All in all, we have performed feature selections and cross test all the models. It results in Neural Network is found the best model to predict PUBG final placement with lowest RMSE and highest explained variance on the entire features. Next, the game strategy is important to adapt in the game. To win a PUBG match, sharpened skills, equipment gaining and the keep-moving strategy are necessary to have. Lastly, the strategy from PUBG is also important in life. To success in life, people should put all their efforts on things that matters like the KPI in companies, obtain resource as many as possible, and keep moving to widen horizons.


Future Work

First, originally, SVR was planned to test as well, but every time it ran SRV, the computer froze. I had to remove it from my candidates list. The reason might be the size of training data is too large (more than 30 thousands).

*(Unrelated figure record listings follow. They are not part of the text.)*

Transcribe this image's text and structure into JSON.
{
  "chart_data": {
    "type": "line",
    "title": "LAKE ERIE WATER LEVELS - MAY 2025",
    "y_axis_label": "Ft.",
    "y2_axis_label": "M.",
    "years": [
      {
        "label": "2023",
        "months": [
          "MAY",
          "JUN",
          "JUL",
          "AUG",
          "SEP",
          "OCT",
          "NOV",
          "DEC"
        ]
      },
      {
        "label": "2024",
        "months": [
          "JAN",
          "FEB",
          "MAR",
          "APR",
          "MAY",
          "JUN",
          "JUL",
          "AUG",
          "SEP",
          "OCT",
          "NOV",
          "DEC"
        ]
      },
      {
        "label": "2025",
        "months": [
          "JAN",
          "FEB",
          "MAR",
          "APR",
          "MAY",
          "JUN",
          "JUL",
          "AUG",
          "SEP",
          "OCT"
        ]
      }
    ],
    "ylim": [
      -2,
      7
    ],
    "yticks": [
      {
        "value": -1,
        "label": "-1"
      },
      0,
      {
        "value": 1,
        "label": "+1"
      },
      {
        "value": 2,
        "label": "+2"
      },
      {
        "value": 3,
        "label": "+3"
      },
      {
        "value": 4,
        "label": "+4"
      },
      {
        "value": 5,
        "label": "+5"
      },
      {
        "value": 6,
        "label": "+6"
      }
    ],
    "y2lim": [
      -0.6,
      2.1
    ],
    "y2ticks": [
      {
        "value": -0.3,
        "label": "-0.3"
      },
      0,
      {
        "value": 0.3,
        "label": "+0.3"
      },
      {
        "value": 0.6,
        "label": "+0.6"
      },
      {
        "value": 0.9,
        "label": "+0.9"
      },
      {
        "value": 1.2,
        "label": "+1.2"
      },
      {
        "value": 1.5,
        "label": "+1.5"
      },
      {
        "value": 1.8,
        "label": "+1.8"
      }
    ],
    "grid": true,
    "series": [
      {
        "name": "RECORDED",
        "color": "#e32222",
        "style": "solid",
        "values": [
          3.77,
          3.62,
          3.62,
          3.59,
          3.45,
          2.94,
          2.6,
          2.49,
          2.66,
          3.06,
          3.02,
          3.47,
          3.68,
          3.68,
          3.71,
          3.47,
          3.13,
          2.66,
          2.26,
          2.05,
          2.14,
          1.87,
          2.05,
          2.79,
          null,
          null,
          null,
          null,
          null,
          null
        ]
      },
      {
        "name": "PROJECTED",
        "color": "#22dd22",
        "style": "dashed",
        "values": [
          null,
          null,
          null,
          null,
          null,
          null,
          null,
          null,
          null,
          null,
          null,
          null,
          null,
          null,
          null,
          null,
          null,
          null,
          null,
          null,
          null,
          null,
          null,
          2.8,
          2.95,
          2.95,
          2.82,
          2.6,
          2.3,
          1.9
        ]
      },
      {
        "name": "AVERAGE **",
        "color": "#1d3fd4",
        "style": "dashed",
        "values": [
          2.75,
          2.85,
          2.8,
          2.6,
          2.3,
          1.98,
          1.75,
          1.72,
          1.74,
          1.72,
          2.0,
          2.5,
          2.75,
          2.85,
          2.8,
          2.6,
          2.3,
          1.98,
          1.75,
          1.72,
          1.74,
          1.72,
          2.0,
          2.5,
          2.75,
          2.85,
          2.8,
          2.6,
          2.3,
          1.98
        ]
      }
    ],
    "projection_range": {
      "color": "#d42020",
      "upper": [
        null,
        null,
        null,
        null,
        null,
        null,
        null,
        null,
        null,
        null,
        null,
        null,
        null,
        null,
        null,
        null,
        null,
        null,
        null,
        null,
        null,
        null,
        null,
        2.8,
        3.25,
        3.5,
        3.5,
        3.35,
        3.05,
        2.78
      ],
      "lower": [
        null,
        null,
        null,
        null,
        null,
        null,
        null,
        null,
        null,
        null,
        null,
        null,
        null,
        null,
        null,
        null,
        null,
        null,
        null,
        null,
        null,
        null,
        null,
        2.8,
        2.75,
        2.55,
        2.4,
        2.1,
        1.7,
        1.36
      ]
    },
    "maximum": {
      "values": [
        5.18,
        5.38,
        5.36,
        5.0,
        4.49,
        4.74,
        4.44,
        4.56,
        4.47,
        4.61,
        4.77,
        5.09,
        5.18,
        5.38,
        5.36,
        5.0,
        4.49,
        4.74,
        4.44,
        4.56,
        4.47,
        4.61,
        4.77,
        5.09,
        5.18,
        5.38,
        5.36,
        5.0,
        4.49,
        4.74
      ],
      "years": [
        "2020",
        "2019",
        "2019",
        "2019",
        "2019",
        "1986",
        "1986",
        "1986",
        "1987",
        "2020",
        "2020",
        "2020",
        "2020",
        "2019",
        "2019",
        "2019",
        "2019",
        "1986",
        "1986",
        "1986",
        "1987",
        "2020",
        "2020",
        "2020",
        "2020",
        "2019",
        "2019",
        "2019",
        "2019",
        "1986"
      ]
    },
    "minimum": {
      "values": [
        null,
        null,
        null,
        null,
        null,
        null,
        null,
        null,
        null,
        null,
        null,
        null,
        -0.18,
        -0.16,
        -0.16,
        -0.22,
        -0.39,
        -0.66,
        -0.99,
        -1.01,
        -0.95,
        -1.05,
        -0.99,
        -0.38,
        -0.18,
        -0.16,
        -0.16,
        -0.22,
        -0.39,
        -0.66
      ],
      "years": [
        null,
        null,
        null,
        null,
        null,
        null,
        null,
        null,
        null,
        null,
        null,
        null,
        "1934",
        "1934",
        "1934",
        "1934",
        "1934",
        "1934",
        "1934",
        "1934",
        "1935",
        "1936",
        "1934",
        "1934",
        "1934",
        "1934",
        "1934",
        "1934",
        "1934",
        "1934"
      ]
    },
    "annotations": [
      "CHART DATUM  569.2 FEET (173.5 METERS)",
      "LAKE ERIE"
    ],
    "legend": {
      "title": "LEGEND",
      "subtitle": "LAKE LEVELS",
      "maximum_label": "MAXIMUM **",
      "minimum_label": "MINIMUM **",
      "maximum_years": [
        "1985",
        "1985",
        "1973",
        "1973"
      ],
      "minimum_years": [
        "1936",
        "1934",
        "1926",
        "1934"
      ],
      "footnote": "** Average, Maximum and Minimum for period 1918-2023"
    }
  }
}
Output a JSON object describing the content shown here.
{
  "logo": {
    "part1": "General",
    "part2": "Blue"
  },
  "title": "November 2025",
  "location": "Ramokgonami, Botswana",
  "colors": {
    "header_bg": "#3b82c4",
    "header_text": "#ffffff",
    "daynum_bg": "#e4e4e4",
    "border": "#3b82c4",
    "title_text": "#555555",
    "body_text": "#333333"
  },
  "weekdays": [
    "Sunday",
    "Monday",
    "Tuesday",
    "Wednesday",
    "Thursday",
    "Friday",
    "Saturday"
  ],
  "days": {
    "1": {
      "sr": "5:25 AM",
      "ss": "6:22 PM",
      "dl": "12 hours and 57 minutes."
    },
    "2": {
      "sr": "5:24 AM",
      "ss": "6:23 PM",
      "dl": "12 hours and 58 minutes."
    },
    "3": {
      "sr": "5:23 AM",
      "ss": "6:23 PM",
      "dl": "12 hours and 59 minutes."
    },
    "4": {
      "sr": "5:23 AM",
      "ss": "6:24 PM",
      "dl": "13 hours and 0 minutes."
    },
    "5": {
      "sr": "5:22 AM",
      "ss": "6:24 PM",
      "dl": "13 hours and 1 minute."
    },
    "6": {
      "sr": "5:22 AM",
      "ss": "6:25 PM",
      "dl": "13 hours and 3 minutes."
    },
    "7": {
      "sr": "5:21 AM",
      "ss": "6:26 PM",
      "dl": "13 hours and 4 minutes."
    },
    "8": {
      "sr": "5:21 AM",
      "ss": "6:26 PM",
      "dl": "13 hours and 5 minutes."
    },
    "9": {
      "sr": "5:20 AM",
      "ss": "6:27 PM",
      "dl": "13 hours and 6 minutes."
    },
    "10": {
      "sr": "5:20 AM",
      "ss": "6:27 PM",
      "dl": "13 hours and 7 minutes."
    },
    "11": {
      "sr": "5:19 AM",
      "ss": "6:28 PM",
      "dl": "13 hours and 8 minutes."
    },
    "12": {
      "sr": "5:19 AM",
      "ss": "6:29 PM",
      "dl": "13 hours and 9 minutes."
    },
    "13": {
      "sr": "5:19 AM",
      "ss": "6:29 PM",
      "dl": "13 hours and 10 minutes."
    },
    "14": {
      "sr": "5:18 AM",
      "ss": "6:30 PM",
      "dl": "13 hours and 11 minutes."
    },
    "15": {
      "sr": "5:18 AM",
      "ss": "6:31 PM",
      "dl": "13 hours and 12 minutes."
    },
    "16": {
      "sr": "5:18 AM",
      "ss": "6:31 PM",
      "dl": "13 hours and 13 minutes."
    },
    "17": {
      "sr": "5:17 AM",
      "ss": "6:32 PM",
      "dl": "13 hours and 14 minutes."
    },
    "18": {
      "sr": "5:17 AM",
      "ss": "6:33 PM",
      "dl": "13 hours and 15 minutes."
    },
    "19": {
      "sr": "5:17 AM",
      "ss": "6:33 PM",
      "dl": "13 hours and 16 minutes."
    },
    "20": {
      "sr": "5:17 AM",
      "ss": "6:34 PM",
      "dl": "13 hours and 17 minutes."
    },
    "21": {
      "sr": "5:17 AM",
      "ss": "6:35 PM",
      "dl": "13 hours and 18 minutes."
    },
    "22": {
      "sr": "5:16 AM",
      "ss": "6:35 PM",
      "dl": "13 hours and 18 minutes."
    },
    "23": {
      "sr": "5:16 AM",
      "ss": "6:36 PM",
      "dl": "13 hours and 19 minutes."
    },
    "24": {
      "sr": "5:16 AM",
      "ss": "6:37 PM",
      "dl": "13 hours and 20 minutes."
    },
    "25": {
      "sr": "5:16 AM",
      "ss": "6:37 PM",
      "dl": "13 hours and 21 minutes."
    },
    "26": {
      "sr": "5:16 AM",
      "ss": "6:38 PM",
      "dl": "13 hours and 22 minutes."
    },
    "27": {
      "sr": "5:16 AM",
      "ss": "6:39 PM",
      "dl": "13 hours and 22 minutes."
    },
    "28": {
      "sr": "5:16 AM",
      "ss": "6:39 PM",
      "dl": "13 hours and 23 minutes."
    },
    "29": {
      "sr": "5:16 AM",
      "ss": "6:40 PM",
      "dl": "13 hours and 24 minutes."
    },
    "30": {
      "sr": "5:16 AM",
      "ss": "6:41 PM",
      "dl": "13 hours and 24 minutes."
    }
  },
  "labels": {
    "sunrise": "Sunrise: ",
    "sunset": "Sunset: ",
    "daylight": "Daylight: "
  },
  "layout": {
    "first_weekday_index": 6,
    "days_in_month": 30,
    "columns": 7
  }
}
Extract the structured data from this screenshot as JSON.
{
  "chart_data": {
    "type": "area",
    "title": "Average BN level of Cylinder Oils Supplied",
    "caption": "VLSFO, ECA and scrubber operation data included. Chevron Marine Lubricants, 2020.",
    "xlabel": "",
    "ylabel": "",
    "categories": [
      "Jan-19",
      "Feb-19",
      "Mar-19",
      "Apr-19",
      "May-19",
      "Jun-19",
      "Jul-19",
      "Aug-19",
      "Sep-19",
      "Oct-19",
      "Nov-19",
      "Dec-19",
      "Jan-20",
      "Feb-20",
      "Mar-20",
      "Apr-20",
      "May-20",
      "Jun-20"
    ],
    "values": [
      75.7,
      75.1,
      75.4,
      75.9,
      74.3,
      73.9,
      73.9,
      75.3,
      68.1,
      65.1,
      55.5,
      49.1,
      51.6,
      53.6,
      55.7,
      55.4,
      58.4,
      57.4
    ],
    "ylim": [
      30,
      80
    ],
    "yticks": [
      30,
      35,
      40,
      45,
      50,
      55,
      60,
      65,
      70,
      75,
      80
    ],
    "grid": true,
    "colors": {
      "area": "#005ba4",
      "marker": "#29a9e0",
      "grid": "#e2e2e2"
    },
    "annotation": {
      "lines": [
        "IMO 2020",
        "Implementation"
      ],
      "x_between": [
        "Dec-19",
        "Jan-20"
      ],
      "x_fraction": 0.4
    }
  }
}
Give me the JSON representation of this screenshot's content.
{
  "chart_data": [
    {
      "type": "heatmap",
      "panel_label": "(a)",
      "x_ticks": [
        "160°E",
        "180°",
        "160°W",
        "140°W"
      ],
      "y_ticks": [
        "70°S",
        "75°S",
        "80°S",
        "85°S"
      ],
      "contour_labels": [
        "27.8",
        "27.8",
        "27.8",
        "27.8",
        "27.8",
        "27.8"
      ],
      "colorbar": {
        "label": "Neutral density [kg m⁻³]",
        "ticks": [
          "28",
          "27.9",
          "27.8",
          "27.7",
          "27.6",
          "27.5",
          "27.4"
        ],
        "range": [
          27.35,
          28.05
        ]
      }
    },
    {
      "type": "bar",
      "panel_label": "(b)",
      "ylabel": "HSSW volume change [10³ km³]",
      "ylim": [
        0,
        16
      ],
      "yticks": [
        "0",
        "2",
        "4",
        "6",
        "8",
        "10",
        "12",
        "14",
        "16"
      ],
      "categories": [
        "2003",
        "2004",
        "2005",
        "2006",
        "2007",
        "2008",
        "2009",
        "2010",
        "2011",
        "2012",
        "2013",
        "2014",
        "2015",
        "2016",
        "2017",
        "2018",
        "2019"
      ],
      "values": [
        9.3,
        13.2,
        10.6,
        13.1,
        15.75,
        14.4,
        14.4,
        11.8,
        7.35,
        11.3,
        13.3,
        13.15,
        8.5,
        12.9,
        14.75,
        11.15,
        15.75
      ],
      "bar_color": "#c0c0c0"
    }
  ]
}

In future, I should rent a cloud machine like AWS EC2 machine to solve the data size problem. Second, in this study, we only discuss the solo-mode prediction and analysis. Although the prediction and game strategy are robust and interesting, it will be better if dual-mode and group-mode could be done. Since human are social beings, analysis on dual-mode and group-mode could help us to find the pattern that people helping with each other. Therefore, I hope in future, this could be done.